Violeta Bulc, Commissaire européenne de la mobilité, a réaffirmé l’importance de développer les transports qui sont générateurs d’emplois et de croissance. Ainsi l’achèvement des corridors Atlantique et Méditerranée qui concerne la Via Atlantica, générera respectivement d’ici 2030 : 1.009.000 emplois et 419 milliards de PIB pour le premier et 1.970.000 emplois et 622 milliards pour le second.

La question à laquelle nous devrons pouvoir répondre est : combien d’emplois et de croissance générera la Via Atlantica, et notamment la connexion des deux corridors à la hauteur du Lyon-Turin ?

Violeta Bulc a également insisté sur la nécessité et l’impératif de décarboner et de prioriser la digitalisation du transport. Il en va de la compétitivité de l’UE sur la scène mondiale et dans la mondialisation. Comme à son habitude, poussée par son dynamisme, elle a exhorté les participants à tenir le cap défini en matière de réseaux et à ne pas baisser les bras. Le mot d’ordre est de réduire les participations publiques et d’attirer de plus en plus les investisseurs privés afin de ne pas retarder des projets qui ne réussiront pas en s’appuyant sur les seules subventions étatiques vu l’état des finances de la plupart des Etats membres mise à part l’Allemagne qui, bien qu’en en ayant les moyens grâce à ses excédents budgétaires (264 milliards), n’investit pas ce qu’elle devrait investir pour la rénovation de ses infrastructures.

Les besoins d’investissement de l’Union Européenne pour la période 2021-2030 sont de 500 milliards pour achever le réseau central, dont font partie les 9 corridors, et environ 1000 milliards pour le réseau global, soit pour la période budgétaire 2021-2027, respectivement 350 milliards et 700 milliards.
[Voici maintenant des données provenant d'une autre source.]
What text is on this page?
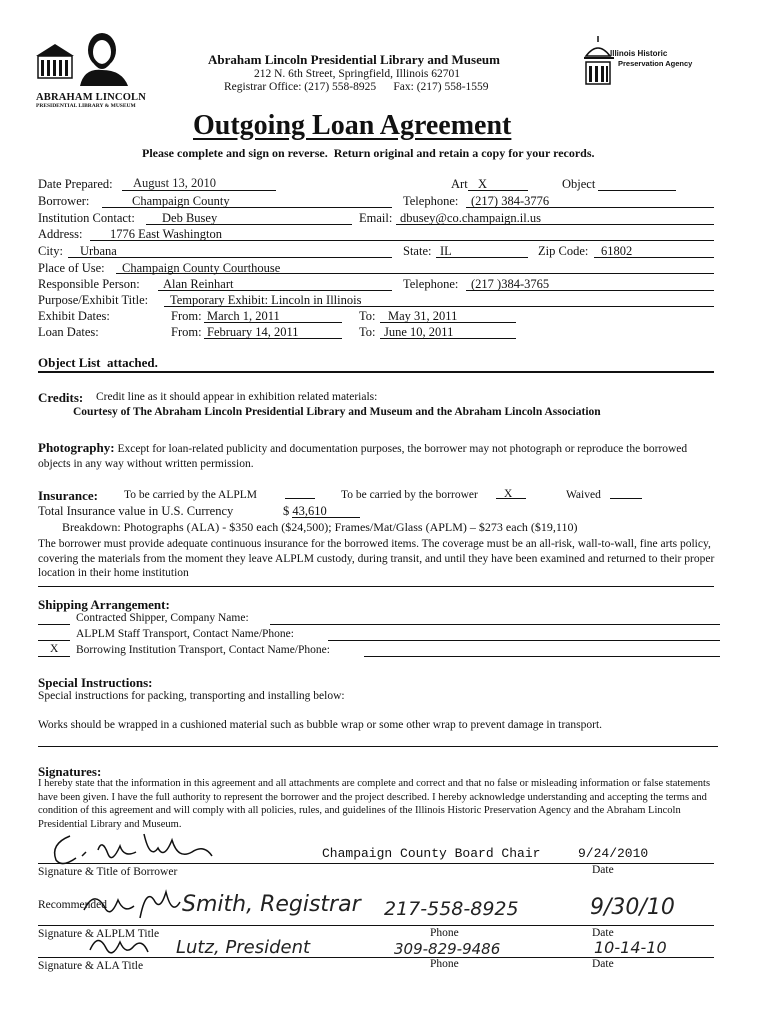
ABRAHAM LINCOLN
PRESIDENTIAL LIBRARY & MUSEUM
Abraham Lincoln Presidential Library and Museum
212 N. 6th Street, Springfield, Illinois 62701
Registrar Office: (217) 558-8925      Fax: (217) 558-1559
Illinois Historic
Preservation Agency
Outgoing Loan Agreement
Please complete and sign on reverse.  Return original and retain a copy for your records.
Date Prepared: August 13, 2010	Art X	Object
Borrower:	Champaign County	Telephone: (217) 384-3776
Institution Contact: Deb Busey	Email: dbusey@co.champaign.il.us
Address: 1776 East Washington
City: Urbana	State: IL	Zip Code: 61802
Place of Use: Champaign County Courthouse
Responsible Person: Alan Reinhart	Telephone: (217 )384-3765
Purpose/Exhibit Title: Temporary Exhibit: Lincoln in Illinois
Exhibit Dates:	From: March 1, 2011	To: May 31, 2011
Loan Dates:	From: February 14, 2011	To: June 10, 2011
Object List  attached.
Credits: Credit line as it should appear in exhibition related materials:
Courtesy of The Abraham Lincoln Presidential Library and Museum and the Abraham Lincoln Association
Photography: Except for loan-related publicity and documentation purposes, the borrower may not photograph or reproduce the borrowed objects in any way without written permission.
Insurance: To be carried by the ALPLM	To be carried by the borrower X	Waived
Total Insurance value in U.S. Currency	$ 43,610
Breakdown: Photographs (ALA) - $350 each ($24,500); Frames/Mat/Glass (APLM) – $273 each ($19,110)
The borrower must provide adequate continuous insurance for the borrowed items. The coverage must be an all-risk, wall-to-wall, fine arts policy, covering the materials from the moment they leave ALPLM custody, during transit, and until they have been examined and returned to their proper location in their home institution
Shipping Arrangement:
Contracted Shipper, Company Name:
ALPLM Staff Transport, Contact Name/Phone:
X Borrowing Institution Transport, Contact Name/Phone:
Special Instructions:
Special instructions for packing, transporting and installing below:
Works should be wrapped in a cushioned material such as bubble wrap or some other wrap to prevent damage in transport.
Signatures:
I hereby state that the information in this agreement and all attachments are complete and correct and that no false or misleading information or false statements have been given. I have the full authority to represent the borrower and the project described. I hereby acknowledge understanding and accepting the terms and condition of this agreement and will comply with all policies, rules, and guidelines of the Illinois Historic Preservation Agency and the Abraham Lincoln Presidential Library and Museum.
Champaign County Board Chair	9/24/2010
Signature & Title of Borrower	Date
Recommended	Smith, Registrar 217-558-8925	9/30/10
Signature & ALPLM Title	Phone	Date
Lutz, President	309-829-9486	10-14-10
Signature & ALA Title	Phone	Date
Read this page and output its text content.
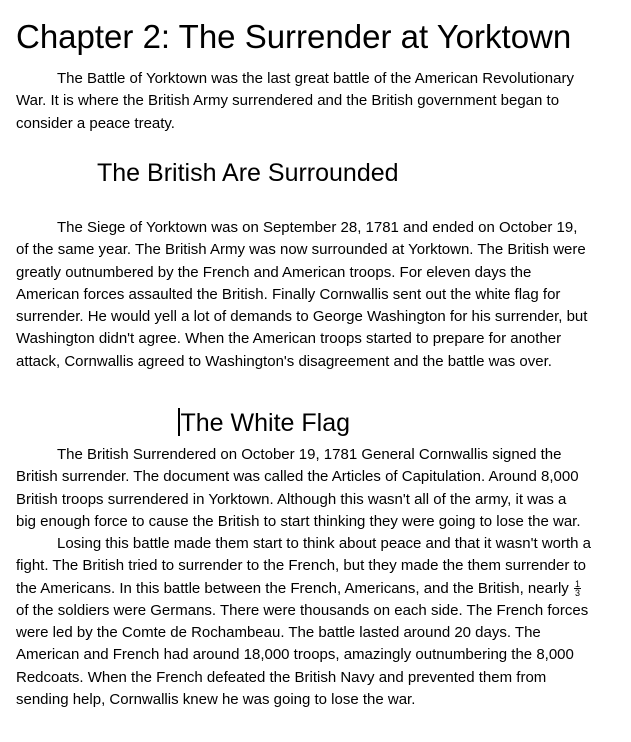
Chapter 2: The Surrender at Yorktown
The Battle of Yorktown was the last great battle of the American Revolutionary
War. It is where the British Army surrendered and the British government began to
consider a peace treaty.
The British Are Surrounded
The Siege of Yorktown was on September 28, 1781 and ended on October 19,
of the same year. The British Army was now surrounded at Yorktown. The British were
greatly outnumbered by the French and American troops. For eleven days the
American forces assaulted the British. Finally Cornwallis sent out the white flag for
surrender. He would yell a lot of demands to George Washington for his surrender, but
Washington didn't agree. When the American troops started to prepare for another
attack, Cornwallis agreed to Washington's disagreement and the battle was over.
The White Flag
The British Surrendered on October 19, 1781 General Cornwallis signed the
British surrender. The document was called the Articles of Capitulation. Around 8,000
British troops surrendered in Yorktown. Although this wasn't all of the army, it was a
big enough force to cause the British to start thinking they were going to lose the war.
Losing this battle made them start to think about peace and that it wasn't worth a
fight. The British tried to surrender to the French, but they made the them surrender to
the Americans. In this battle between the French, Americans, and the British, nearly $\frac{1}{3}$
of the soldiers were Germans. There were thousands on each side. The French forces
were led by the Comte de Rochambeau. The battle lasted around 20 days. The
American and French had around 18,000 troops, amazingly outnumbering the 8,000
Redcoats. When the French defeated the British Navy and prevented them from
sending help, Cornwallis knew he was going to lose the war.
Dans l’optique de la préparation du colloque du mois d’octobre, ce fut l’occasion de contacter des intervenants intéressés par la Via Atlantica dans le domaine du maritime aussi bien que dans le domaine des institutions européennes.

Invité au dîner de gala offert à un nombre très restreint de congressistes par le Maire de Ljubljana, j’ai pu évoqué la Via Atlantica avec les autorités slovènes qui préfèrent, pour l’instant, assurer leurs projets prioritaires, avant de s’inscrire dans le projet plus global Via Atlantica dont ils perçoivent la pertinence. Un député européen slovène été intervenu lors du colloque fondateur en juillet 2015.

Les propositions concernant la révision du RTE-T doivent commencer à être envoyées maintenant. Pour les responsables de la Commission, il y a une fenêtre de tir européenne pour la Via Atlantica mais cela passe par une mobilisation des acteurs français, collectivités, acteurs économiques et citoyens, qui doivent convaincre l’Etat français de la nécessité de porter la Via Atlantica. Sans cette mobilisation, c’est toute la mobilité des quatre régions concernées qui connaîtra une pause indéterminée. Le colloque d’octobre sera l’occasion de montrer le degré de mobilisation de la France en faveur de la mobilité.